(Dover, Ohio) – The series of five infographics was prepared by the epidemiology staff and includes information about cases from January 2020 through October 31, 2020.
Data topics include signs and symptoms, case trends, confirmed versus probable cases, pre-existing conditions, hospitalizations, fatality rates, and more.
“We are sharing this information as part of our commitment to provide timely and accurate data to the public,” explained Katie Seward, Tuscarawas County Health Commissioner. “By sharing this data, we are providing area residents with valuable insights for making decisions about steps we can all take to help mitigate the spread of COVID-19. We can get through this by working together to follow the safety protocols to wear masks, social distance, avoid large gatherings, wash hands frequently, and stay home if you are sick.”
“One valuable data insight revealed that only 35% of Tuscarawas County COVID-19 cases reported having a fever,” noted Seward. “We know that many local businesses and organizations use temperature checks as a safety net when employees conduct daily health assessments.
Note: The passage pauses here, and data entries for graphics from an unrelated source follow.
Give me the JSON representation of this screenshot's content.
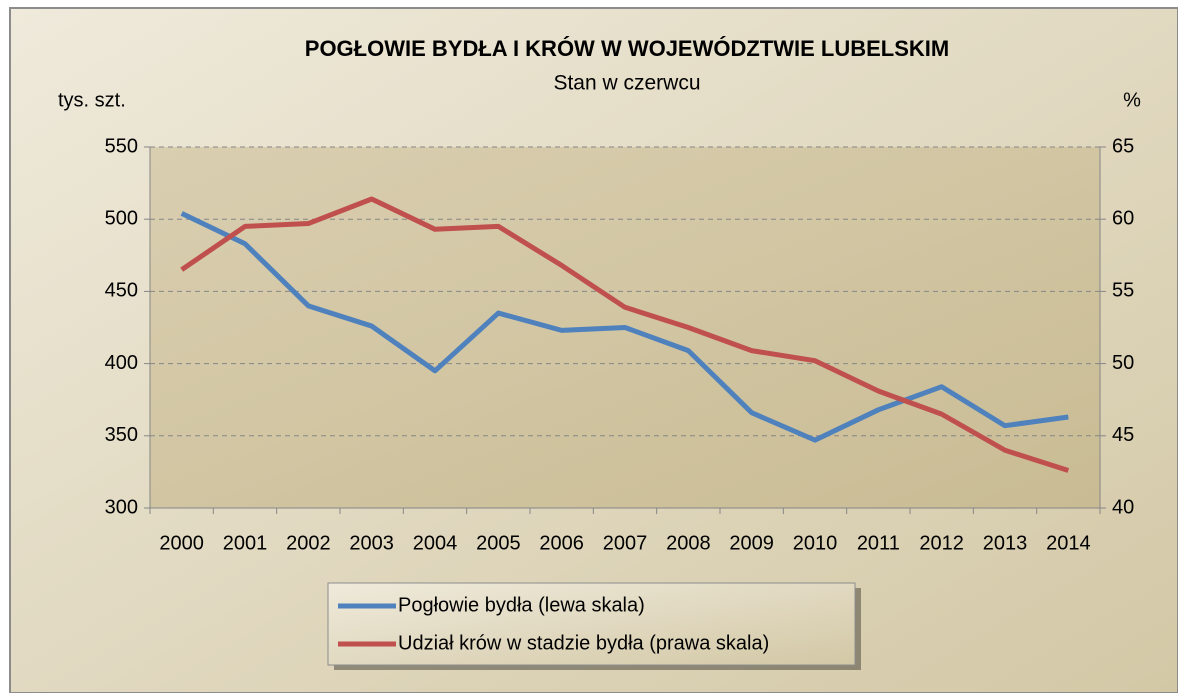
{
  "chart_data": {
    "type": "line",
    "title": "POGŁOWIE BYDŁA I KRÓW W WOJEWÓDZTWIE LUBELSKIM",
    "subtitle": "Stan w czerwcu",
    "y_label": "tys. szt.",
    "y2_label": "%",
    "categories": [
      "2000",
      "2001",
      "2002",
      "2003",
      "2004",
      "2005",
      "2006",
      "2007",
      "2008",
      "2009",
      "2010",
      "2011",
      "2012",
      "2013",
      "2014"
    ],
    "series": [
      {
        "name": "Pogłowie bydła (lewa skala)",
        "color": "#4f81bd",
        "values": [
          504,
          483,
          440,
          426,
          395,
          435,
          423,
          425,
          409,
          366,
          347,
          368,
          384,
          357,
          363
        ]
      },
      {
        "name": "Udział krów w stadzie bydła (prawa skala)",
        "color": "#c0504d",
        "axis": "y2",
        "values": [
          56.5,
          59.5,
          59.7,
          61.4,
          59.3,
          59.5,
          56.8,
          53.9,
          52.5,
          50.9,
          50.2,
          48.1,
          46.5,
          44.0,
          42.6
        ]
      }
    ],
    "ylim": [
      300,
      550
    ],
    "yticks": [
      300,
      350,
      400,
      450,
      500,
      550
    ],
    "y2lim": [
      40,
      65
    ],
    "y2ticks": [
      40,
      45,
      50,
      55,
      60,
      65
    ],
    "grid": true,
    "legend": "bottom"
  }
}
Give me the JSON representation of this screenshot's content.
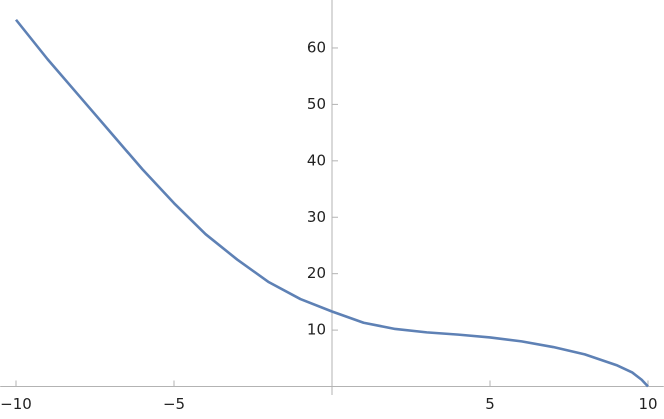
{
  "chart_data": {
    "type": "line",
    "x": [
      -10,
      -9,
      -8,
      -7,
      -6,
      -5,
      -4,
      -3,
      -2,
      -1,
      0,
      1,
      2,
      3,
      4,
      5,
      6,
      7,
      8,
      9,
      9.5,
      9.8,
      10
    ],
    "series": [
      {
        "color": "#5e81b5",
        "values": [
          65,
          58,
          51.5,
          45,
          38.5,
          32.5,
          27,
          22.5,
          18.5,
          15.5,
          13.3,
          11.3,
          10.2,
          9.6,
          9.2,
          8.7,
          8.0,
          7.0,
          5.7,
          3.8,
          2.5,
          1.2,
          0
        ]
      }
    ],
    "xlim": [
      -10.5,
      10.5
    ],
    "ylim": [
      -1.5,
      68.5
    ],
    "xticks": [
      {
        "value": -10,
        "label": "−10"
      },
      {
        "value": -5,
        "label": "−5"
      },
      5,
      10
    ],
    "yticks": [
      10,
      20,
      30,
      40,
      50,
      60
    ]
  }
}
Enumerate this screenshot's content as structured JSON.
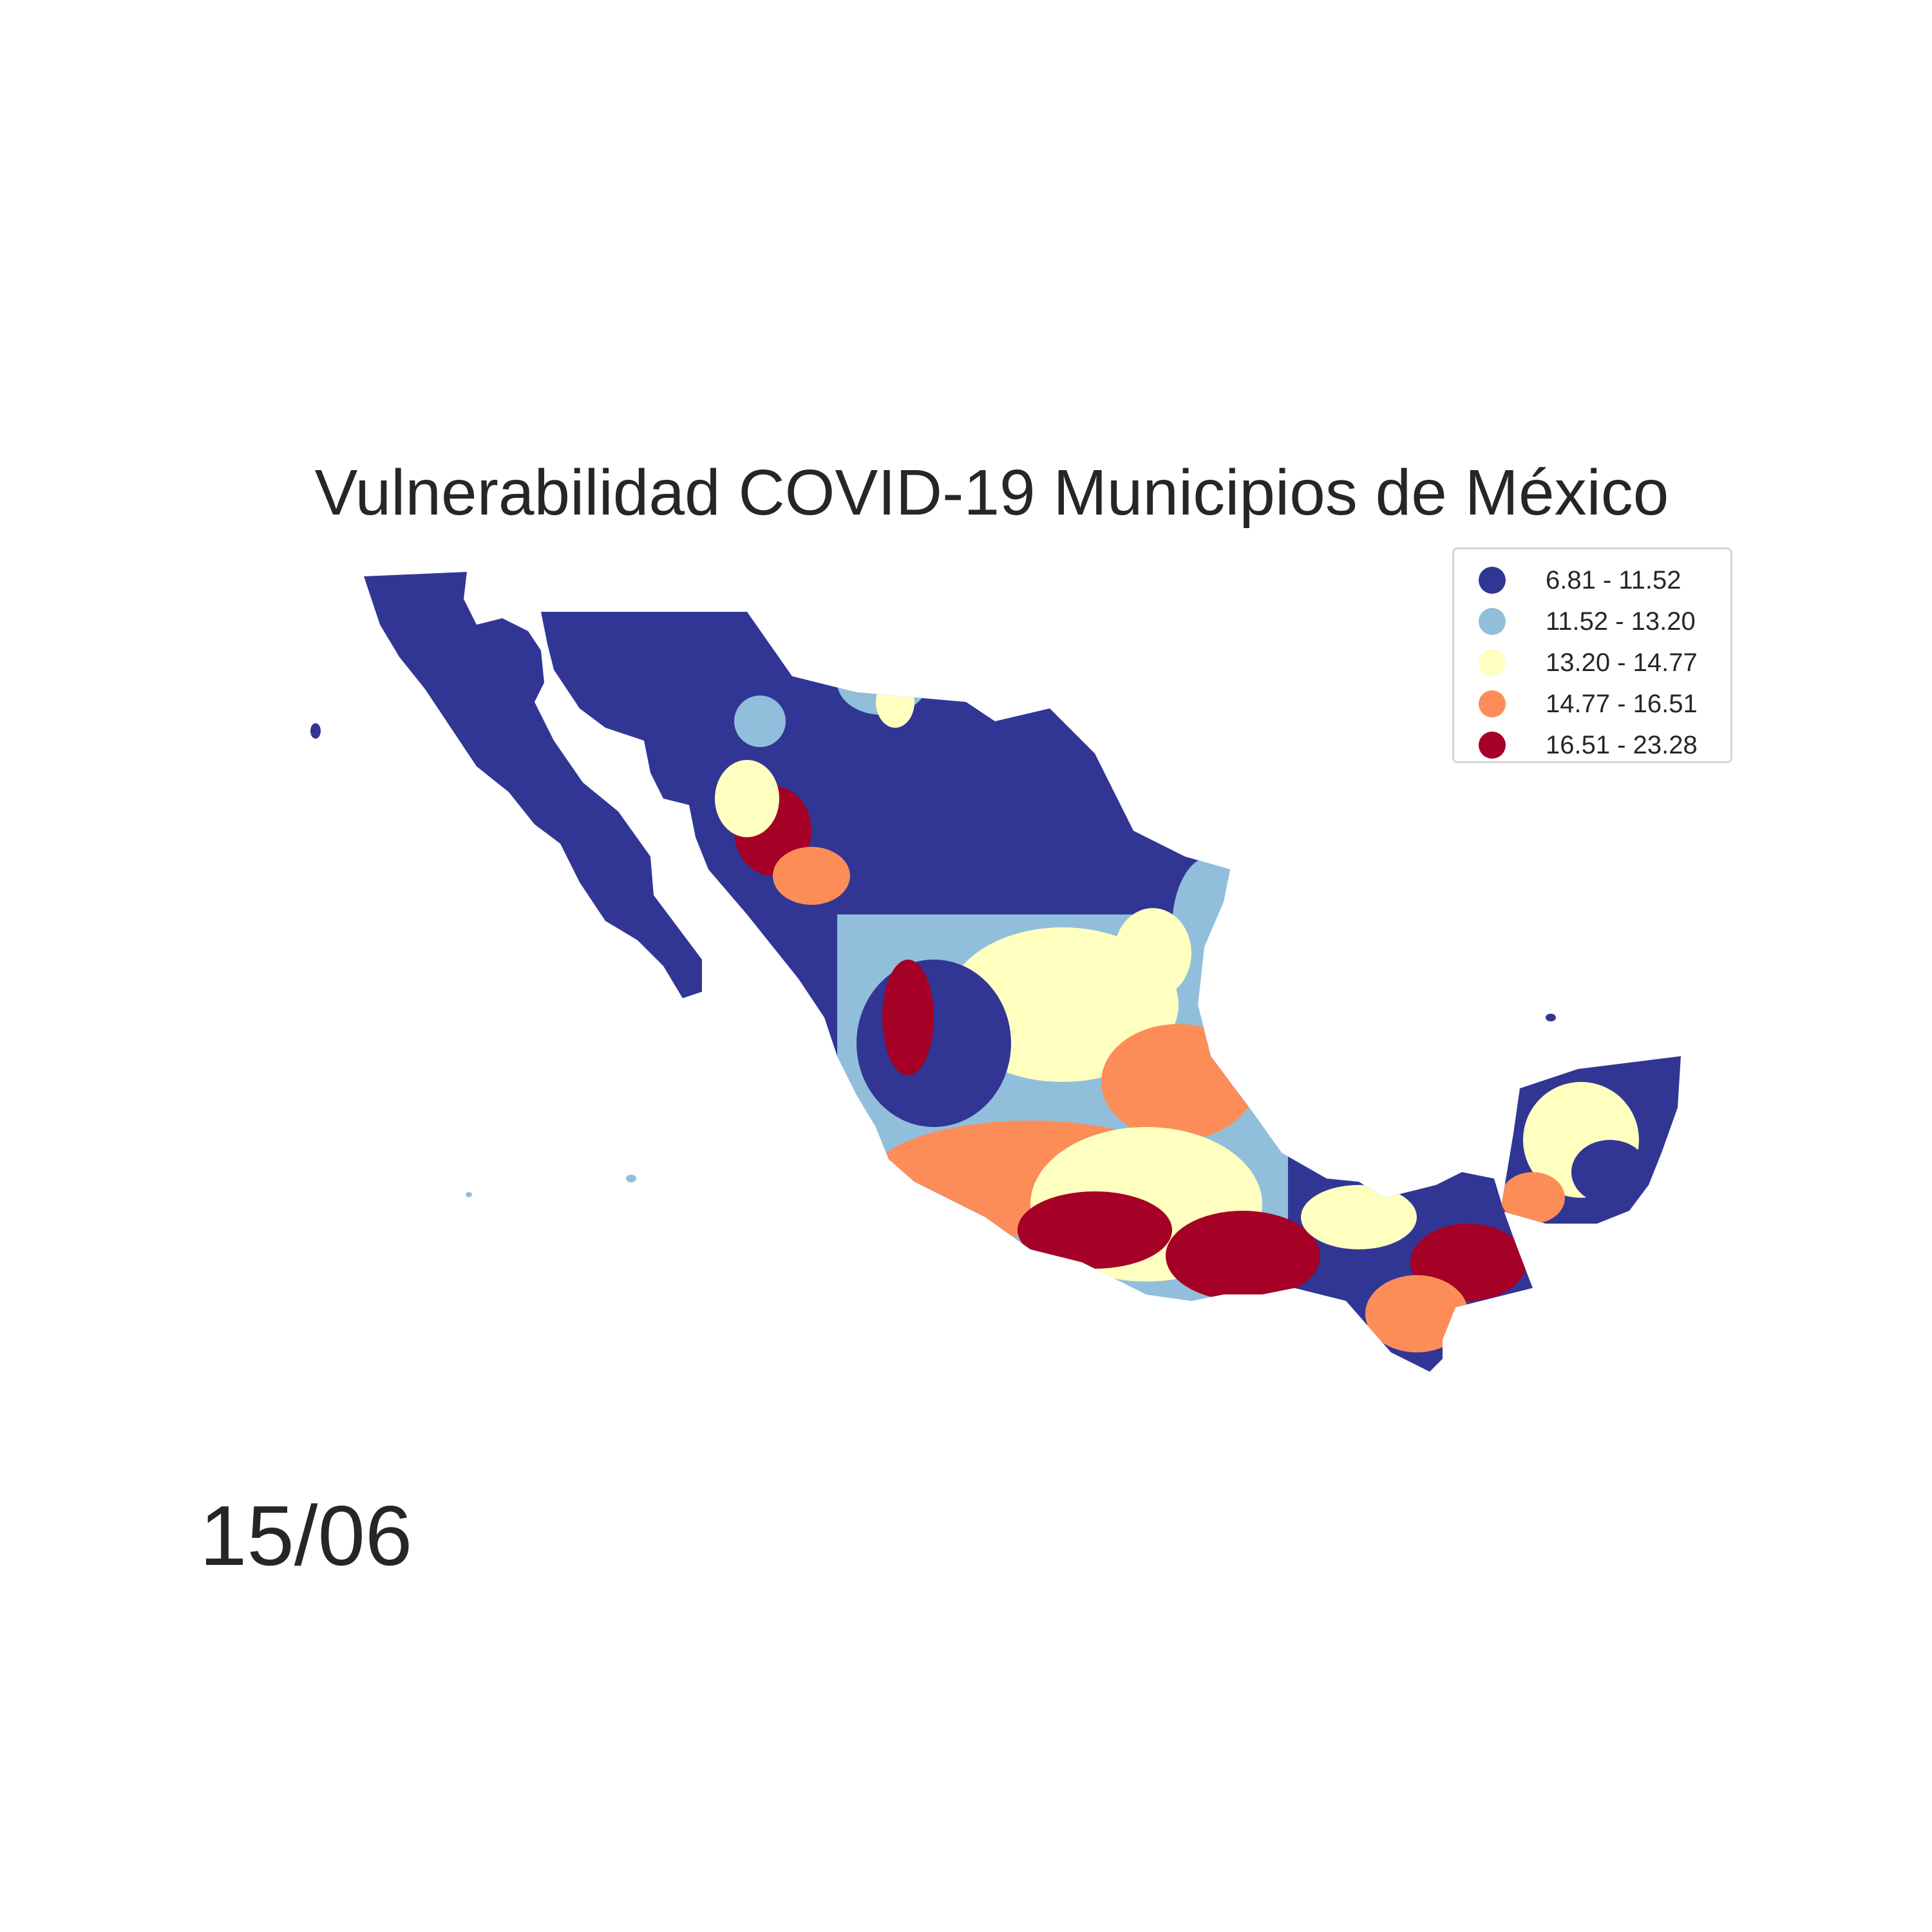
{
  "title": "Vulnerabilidad COVID-19 Municipios de México",
  "date": "15/06",
  "legend": {
    "items": [
      {
        "label": "6.81 - 11.52",
        "color": "#313695"
      },
      {
        "label": "11.52 - 13.20",
        "color": "#91bfdb"
      },
      {
        "label": "13.20 - 14.77",
        "color": "#ffffbf"
      },
      {
        "label": "14.77 - 16.51",
        "color": "#fc8d59"
      },
      {
        "label": "16.51 - 23.28",
        "color": "#a50026"
      }
    ]
  },
  "map": {
    "region": "México",
    "colors": {
      "class_1": "#313695",
      "class_2": "#91bfdb",
      "class_3": "#ffffbf",
      "class_4": "#fc8d59",
      "class_5": "#a50026"
    }
  }
}
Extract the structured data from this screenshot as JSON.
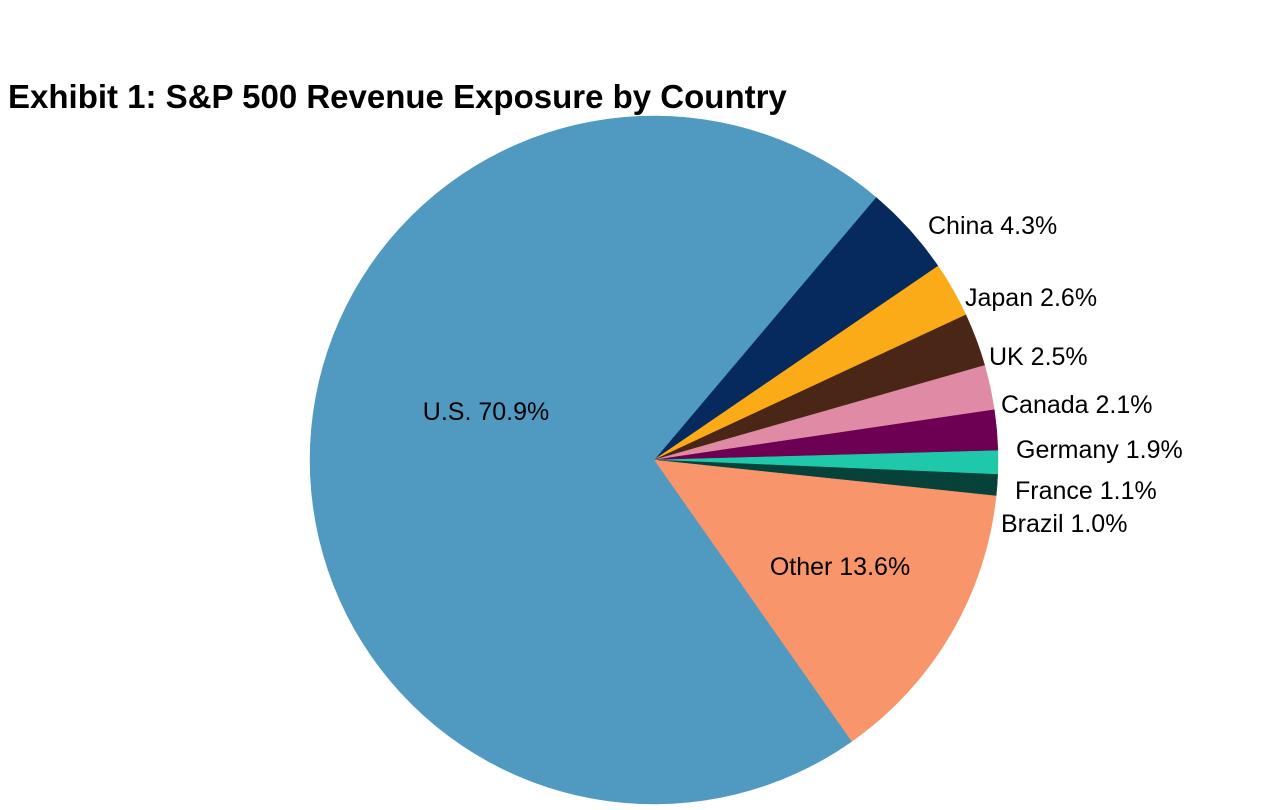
{
  "title": "Exhibit 1: S&P 500 Revenue Exposure by Country",
  "chart_data": {
    "type": "pie",
    "title": "Exhibit 1: S&P 500 Revenue Exposure by Country",
    "start": "top, clockwise",
    "slices": [
      {
        "label": "China 4.3%",
        "name": "China",
        "value": 4.3,
        "color": "#062a5e"
      },
      {
        "label": "Japan 2.6%",
        "name": "Japan",
        "value": 2.6,
        "color": "#fbab18"
      },
      {
        "label": "UK 2.5%",
        "name": "UK",
        "value": 2.5,
        "color": "#4a2617"
      },
      {
        "label": "Canada 2.1%",
        "name": "Canada",
        "value": 2.1,
        "color": "#e08ba6"
      },
      {
        "label": "Germany 1.9%",
        "name": "Germany",
        "value": 1.9,
        "color": "#6d0052"
      },
      {
        "label": "France 1.1%",
        "name": "France",
        "value": 1.1,
        "color": "#1ec8a8"
      },
      {
        "label": "Brazil 1.0%",
        "name": "Brazil",
        "value": 1.0,
        "color": "#06423a"
      },
      {
        "label": "Other 13.6%",
        "name": "Other",
        "value": 13.6,
        "color": "#f8956a"
      },
      {
        "label": "U.S. 70.9%",
        "name": "U.S.",
        "value": 70.9,
        "color": "#5099c1"
      }
    ]
  }
}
However, we are hearing from people with mild cases of COVID-19 who say they thought they just had a sinus infection or cold, and they didn’t get tested until having symptoms for a week. This makes contact tracing more difficult as these individuals may have been going to work while symptomatic, which creates a larger number of close contacts who need to be quarantined. As a result, we recommend testing for COVID-19 at any time, regardless of whether a person has only mild symptoms.”
Other interesting facts of note from the infographics include the following: about 58% of COVID-19 cases reported having a cough, 45% of cases reported experiencing muscle aches, 14% of cases have been hospitalized, and 41% of cases did not have a pre-existing condition. “As each new case comes in, we work to carefully collect, track, and record data,” stated Natasha Yonley, Epidemiologist for the Tuscarawas County Health Department. “We also remember that each case is a person, and our thoughts go out to all who have been affected by this virus.”
“We really appreciate the community’s support to reduce the spread of COVID-19,” said Vickie Ionno, New Philadelphia City Health Commissioner. “When we all work together, we can do what’s necessary to see future improvement in this data and help prevent this pandemic from negatively impacting the health of our loved ones, friends, and co-workers.”